I used to sit for more than 12 hours continuously. I also used to be the default "mover" for my friends.

i have had back pain for last 5 years and never knew it. Twice a year, I would have lower back pain and I would take rest for couple of days and pain seemed to vanish. Last year, I joined the gymn to do some weight reduction focussing more on cardio, less on weights. At some point(i think i picked more weight than I could munch) my lower back gave off(not literally). There was no pain. Couple of days later, I felt some pain in my left calf, which I passed as musle pain. Then the intensity of pain increased and my butt and thigh started to ache. Hey but no back pain!!

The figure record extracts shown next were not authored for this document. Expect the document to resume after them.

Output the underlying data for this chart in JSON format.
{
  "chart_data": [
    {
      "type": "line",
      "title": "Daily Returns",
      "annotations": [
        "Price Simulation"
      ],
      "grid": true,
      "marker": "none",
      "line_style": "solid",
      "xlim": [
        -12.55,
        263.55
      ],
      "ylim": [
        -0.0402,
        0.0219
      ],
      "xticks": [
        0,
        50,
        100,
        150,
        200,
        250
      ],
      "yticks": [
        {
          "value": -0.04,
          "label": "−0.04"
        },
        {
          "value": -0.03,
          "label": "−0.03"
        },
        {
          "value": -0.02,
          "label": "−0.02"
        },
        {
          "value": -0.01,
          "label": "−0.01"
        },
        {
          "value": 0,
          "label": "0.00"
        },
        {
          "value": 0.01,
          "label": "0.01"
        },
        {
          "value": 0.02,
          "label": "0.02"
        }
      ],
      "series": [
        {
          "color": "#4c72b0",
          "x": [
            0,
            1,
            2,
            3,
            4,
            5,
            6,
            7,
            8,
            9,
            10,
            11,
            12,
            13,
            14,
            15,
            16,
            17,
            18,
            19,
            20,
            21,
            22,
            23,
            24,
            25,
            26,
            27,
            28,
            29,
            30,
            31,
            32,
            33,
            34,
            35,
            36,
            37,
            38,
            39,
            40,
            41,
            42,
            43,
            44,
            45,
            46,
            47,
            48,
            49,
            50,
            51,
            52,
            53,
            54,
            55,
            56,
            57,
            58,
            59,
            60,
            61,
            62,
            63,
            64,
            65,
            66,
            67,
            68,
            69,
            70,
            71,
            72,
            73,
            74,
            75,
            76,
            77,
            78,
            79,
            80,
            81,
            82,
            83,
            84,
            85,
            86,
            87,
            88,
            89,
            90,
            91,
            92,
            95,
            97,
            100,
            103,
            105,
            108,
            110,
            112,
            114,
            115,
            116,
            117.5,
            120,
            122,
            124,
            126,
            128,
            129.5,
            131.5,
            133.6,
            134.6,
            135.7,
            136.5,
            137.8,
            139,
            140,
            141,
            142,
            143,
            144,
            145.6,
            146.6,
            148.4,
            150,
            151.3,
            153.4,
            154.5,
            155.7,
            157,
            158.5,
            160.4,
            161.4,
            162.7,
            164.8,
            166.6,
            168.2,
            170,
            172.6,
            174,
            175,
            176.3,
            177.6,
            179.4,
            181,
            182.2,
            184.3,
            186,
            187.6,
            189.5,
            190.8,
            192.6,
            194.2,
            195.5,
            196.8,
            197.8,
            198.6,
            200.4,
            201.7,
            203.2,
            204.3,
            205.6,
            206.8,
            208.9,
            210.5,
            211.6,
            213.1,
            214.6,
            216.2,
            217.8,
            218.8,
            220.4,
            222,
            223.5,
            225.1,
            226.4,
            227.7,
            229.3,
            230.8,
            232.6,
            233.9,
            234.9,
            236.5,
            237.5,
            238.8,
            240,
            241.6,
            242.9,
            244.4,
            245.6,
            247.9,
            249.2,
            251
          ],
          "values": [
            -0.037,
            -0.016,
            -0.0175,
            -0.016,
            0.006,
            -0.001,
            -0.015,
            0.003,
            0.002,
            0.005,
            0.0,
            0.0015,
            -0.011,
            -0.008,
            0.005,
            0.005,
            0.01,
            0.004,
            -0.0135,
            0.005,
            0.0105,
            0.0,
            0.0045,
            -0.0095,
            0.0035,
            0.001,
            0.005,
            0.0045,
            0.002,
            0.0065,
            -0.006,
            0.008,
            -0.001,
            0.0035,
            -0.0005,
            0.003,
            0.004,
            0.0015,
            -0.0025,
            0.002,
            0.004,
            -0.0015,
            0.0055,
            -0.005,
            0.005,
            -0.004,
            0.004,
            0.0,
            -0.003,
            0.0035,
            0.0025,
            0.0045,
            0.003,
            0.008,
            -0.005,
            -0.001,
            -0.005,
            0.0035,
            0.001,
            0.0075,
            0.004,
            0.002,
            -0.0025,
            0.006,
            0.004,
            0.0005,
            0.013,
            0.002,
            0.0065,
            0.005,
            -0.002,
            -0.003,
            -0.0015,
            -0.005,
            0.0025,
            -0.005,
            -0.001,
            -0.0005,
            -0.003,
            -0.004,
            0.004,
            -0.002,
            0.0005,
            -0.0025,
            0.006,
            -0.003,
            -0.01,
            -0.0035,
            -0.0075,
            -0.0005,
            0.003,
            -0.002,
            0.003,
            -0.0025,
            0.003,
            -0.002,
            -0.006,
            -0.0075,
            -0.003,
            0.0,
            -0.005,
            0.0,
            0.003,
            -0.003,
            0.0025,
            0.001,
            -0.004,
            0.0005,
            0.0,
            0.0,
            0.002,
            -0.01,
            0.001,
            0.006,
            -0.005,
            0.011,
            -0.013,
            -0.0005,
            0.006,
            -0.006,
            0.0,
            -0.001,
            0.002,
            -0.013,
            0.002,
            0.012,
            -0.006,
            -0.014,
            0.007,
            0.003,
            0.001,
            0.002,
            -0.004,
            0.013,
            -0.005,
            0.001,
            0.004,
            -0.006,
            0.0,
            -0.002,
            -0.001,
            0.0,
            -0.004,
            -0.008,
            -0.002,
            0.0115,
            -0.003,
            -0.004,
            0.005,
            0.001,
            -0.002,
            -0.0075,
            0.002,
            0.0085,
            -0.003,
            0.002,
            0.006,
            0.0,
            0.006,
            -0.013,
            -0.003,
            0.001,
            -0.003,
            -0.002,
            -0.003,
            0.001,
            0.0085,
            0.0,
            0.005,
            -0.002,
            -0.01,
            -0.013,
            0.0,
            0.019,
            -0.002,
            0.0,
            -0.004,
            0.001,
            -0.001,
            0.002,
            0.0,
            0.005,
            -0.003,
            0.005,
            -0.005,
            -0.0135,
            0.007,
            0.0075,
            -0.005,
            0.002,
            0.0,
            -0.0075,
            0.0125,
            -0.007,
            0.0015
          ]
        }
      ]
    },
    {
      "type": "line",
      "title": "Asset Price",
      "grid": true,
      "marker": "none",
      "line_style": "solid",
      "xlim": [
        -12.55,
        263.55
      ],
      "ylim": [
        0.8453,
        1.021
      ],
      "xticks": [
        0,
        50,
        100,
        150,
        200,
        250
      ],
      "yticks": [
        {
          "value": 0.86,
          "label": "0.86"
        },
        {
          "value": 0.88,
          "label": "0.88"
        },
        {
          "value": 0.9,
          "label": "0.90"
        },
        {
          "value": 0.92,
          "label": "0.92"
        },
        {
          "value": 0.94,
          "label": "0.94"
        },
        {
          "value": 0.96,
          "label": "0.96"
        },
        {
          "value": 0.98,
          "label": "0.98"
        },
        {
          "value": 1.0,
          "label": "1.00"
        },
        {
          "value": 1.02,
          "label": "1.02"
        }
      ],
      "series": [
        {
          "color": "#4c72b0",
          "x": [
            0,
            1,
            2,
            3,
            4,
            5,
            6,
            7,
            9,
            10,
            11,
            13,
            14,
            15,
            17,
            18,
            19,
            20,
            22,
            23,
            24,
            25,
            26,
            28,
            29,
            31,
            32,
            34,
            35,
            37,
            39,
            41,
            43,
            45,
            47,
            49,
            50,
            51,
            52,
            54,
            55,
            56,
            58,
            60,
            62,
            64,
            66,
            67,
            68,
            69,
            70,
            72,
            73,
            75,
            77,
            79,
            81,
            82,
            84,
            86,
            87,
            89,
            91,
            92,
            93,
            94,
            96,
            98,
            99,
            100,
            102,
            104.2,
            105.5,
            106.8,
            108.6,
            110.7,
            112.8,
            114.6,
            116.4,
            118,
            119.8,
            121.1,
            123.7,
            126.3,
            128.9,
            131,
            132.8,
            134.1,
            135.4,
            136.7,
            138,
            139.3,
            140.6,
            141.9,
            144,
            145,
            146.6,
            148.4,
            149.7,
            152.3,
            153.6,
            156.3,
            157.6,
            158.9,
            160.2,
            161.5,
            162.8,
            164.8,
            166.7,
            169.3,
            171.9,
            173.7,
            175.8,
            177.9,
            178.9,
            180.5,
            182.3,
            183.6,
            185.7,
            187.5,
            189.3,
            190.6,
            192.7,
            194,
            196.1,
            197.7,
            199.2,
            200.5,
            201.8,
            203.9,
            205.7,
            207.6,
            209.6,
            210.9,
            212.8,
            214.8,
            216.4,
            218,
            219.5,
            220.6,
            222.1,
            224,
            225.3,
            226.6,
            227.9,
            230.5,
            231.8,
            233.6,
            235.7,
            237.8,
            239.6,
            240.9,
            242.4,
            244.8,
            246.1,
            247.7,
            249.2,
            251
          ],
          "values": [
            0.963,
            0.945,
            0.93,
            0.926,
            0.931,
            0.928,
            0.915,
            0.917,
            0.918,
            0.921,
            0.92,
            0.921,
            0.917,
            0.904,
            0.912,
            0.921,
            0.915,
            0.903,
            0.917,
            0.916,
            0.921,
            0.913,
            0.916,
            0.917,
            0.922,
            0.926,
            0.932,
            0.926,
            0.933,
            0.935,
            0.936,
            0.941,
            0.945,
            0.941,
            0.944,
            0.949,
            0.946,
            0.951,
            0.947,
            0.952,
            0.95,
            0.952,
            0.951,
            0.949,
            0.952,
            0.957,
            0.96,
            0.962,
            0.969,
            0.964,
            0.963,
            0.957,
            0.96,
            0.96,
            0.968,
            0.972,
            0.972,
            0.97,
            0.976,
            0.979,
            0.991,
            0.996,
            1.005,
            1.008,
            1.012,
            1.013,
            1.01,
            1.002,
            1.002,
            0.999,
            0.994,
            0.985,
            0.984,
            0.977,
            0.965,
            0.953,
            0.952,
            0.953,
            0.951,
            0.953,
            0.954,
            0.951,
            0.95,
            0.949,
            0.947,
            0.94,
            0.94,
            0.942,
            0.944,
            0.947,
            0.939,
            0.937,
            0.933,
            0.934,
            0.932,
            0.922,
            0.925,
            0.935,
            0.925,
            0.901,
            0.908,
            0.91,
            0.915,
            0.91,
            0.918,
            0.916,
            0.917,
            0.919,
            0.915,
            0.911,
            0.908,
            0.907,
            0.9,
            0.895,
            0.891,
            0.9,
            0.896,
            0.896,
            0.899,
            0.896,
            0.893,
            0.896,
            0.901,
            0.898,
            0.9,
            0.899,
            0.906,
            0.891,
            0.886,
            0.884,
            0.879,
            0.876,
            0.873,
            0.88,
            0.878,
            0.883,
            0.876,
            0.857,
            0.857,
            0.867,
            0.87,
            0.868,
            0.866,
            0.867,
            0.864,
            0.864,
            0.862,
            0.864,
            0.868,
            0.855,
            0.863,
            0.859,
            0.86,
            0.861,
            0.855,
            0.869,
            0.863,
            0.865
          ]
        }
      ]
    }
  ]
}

So off I went to meet a doctor-to ellaborate my story- I love US doctors-I explain my emergency and all they had to say is "oh wait, if you have an emergency, you'd better go to the emergency to this hospital i am affliated with, hmmm but I think you'd better take an x-ray first"; I say "doctor- i have no broken bones.no" doctor"i understand, but if i don't go thru procedure, the insurance won't pay me!!!!" So I bore the pain for a week and took my blood-test/x-ray! and meet the doctor. Obviously nothing to see there. So now he says "Hmmm, why don't we don't I refer you to a specialist- would you prefer a neurosurgeon or a pain specialist" I say "You're the doctor? no?" AND he refers me to the neurosurgeon.

3 weeks have passed- Still I have no back pain-but to put in words, you take a needle and poke it the part where your butt meets the spine. poked? now remove it and run it down the rear thigh, calf and stop near the ankle and then run it along the outer part of the feet and stop at your little finger on the foot - all the while applying pressure. When you reach there, poke once more - just for fun. This is a bit of what I was experiencing.

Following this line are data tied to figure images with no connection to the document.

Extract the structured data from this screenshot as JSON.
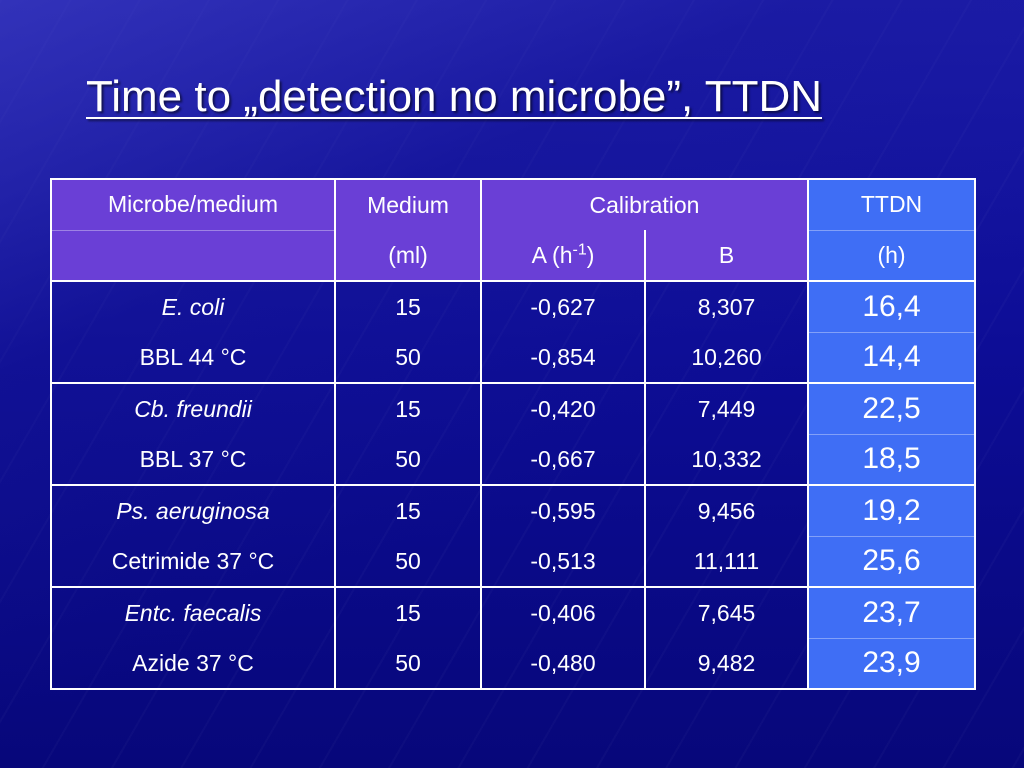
{
  "slide": {
    "title": "Time to „detection no microbe”, TTDN"
  },
  "table": {
    "header_row1": {
      "microbe": "Microbe/medium",
      "medium": "Medium",
      "calibration": "Calibration",
      "ttdn": "TTDN"
    },
    "header_row2": {
      "medium_unit": "(ml)",
      "a_label": "A (h",
      "a_sup": "-1",
      "a_close": ")",
      "b_label": "B",
      "ttdn_unit": "(h)"
    },
    "groups": [
      {
        "organism": "E. coli",
        "medium": "BBL 44 °C",
        "rows": [
          {
            "volume": "15",
            "a": "-0,627",
            "b": "8,307",
            "ttdn": "16,4"
          },
          {
            "volume": "50",
            "a": "-0,854",
            "b": "10,260",
            "ttdn": "14,4"
          }
        ]
      },
      {
        "organism": "Cb. freundii",
        "medium": "BBL  37 °C",
        "rows": [
          {
            "volume": "15",
            "a": "-0,420",
            "b": "7,449",
            "ttdn": "22,5"
          },
          {
            "volume": "50",
            "a": "-0,667",
            "b": "10,332",
            "ttdn": "18,5"
          }
        ]
      },
      {
        "organism": "Ps. aeruginosa",
        "medium": "Cetrimide 37 °C",
        "rows": [
          {
            "volume": "15",
            "a": "-0,595",
            "b": "9,456",
            "ttdn": "19,2"
          },
          {
            "volume": "50",
            "a": "-0,513",
            "b": "11,111",
            "ttdn": "25,6"
          }
        ]
      },
      {
        "organism": "Entc. faecalis",
        "medium": "Azide 37 °C",
        "rows": [
          {
            "volume": "15",
            "a": "-0,406",
            "b": "7,645",
            "ttdn": "23,7"
          },
          {
            "volume": "50",
            "a": "-0,480",
            "b": "9,482",
            "ttdn": "23,9"
          }
        ]
      }
    ]
  },
  "colors": {
    "background": "#0a0a8c",
    "header_fill": "#6a3fd6",
    "ttdn_fill": "#3f6ef5",
    "text": "#ffffff"
  }
}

I could go on and on - but everyone here is busy- I had to go thru the loops of the neurosurgeon too - this time on 1 week on pain killers and another on testing my muscles(i forget the medical term used) and finall after 2 months - an MRI - something that could have been done the first week. MRI showed that I had two ruptured discs on my lower back. I was "threatened" by the doctors for an operation to which I said "f@k you" in a more subtle way.

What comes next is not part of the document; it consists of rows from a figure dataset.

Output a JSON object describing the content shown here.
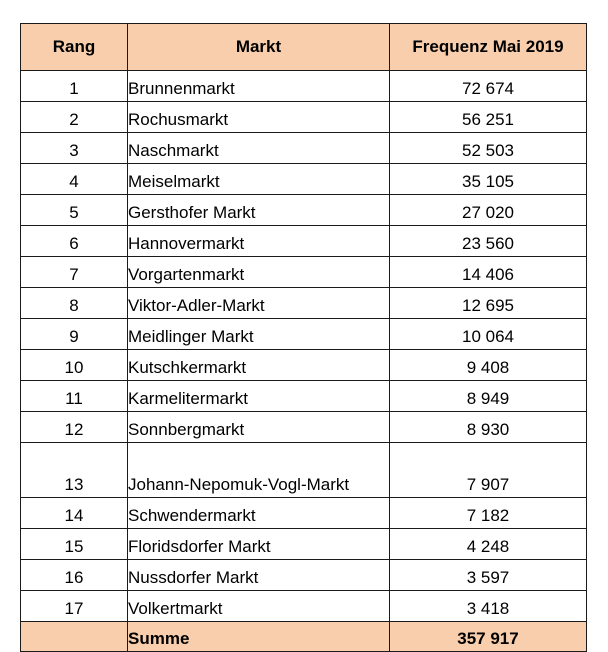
{
  "table": {
    "headers": {
      "rank": "Rang",
      "market": "Markt",
      "frequency": "Frequenz Mai 2019"
    },
    "rows": [
      {
        "rank": "1",
        "market": "Brunnenmarkt",
        "frequency": "72 674"
      },
      {
        "rank": "2",
        "market": "Rochusmarkt",
        "frequency": "56 251"
      },
      {
        "rank": "3",
        "market": "Naschmarkt",
        "frequency": "52 503"
      },
      {
        "rank": "4",
        "market": "Meiselmarkt",
        "frequency": "35 105"
      },
      {
        "rank": "5",
        "market": "Gersthofer Markt",
        "frequency": "27 020"
      },
      {
        "rank": "6",
        "market": "Hannovermarkt",
        "frequency": "23 560"
      },
      {
        "rank": "7",
        "market": "Vorgartenmarkt",
        "frequency": "14 406"
      },
      {
        "rank": "8",
        "market": "Viktor-Adler-Markt",
        "frequency": "12 695"
      },
      {
        "rank": "9",
        "market": "Meidlinger Markt",
        "frequency": "10 064"
      },
      {
        "rank": "10",
        "market": "Kutschkermarkt",
        "frequency": "9 408"
      },
      {
        "rank": "11",
        "market": "Karmelitermarkt",
        "frequency": "8 949"
      },
      {
        "rank": "12",
        "market": "Sonnbergmarkt",
        "frequency": "8 930"
      },
      {
        "rank": "13",
        "market": "Johann-Nepomuk-Vogl-Markt",
        "frequency": "7 907"
      },
      {
        "rank": "14",
        "market": "Schwendermarkt",
        "frequency": "7 182"
      },
      {
        "rank": "15",
        "market": "Floridsdorfer Markt",
        "frequency": "4 248"
      },
      {
        "rank": "16",
        "market": "Nussdorfer Markt",
        "frequency": "3 597"
      },
      {
        "rank": "17",
        "market": "Volkertmarkt",
        "frequency": "3 418"
      }
    ],
    "footer": {
      "rank": "",
      "label": "Summe",
      "total": "357 917"
    }
  },
  "colors": {
    "header_fill": "#f8ceac",
    "border": "#1a1a1a"
  }
}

In the end, accupuncture helped ease the pain. I also tried the Indian style - Ayurveda - something that revealed the spiritual part of life to me.

The funny thing at the end of all this is not posture that caused pain to me in the first case. It was constipation. Once my bowel movements were (made) normal along with medicated oil massages and few other things (include enema of oils)

The treatment/healing made me consider my revaluation of "east" vs "west" in many ways and varied thoughts about modern medicine "industry" considering the threats of operation vs what doctors perceive vs doctors as businessmen etc.

Oh! one more thing - Swimming helps! I can jog for a few minutes beside the sea, a privilege for me now!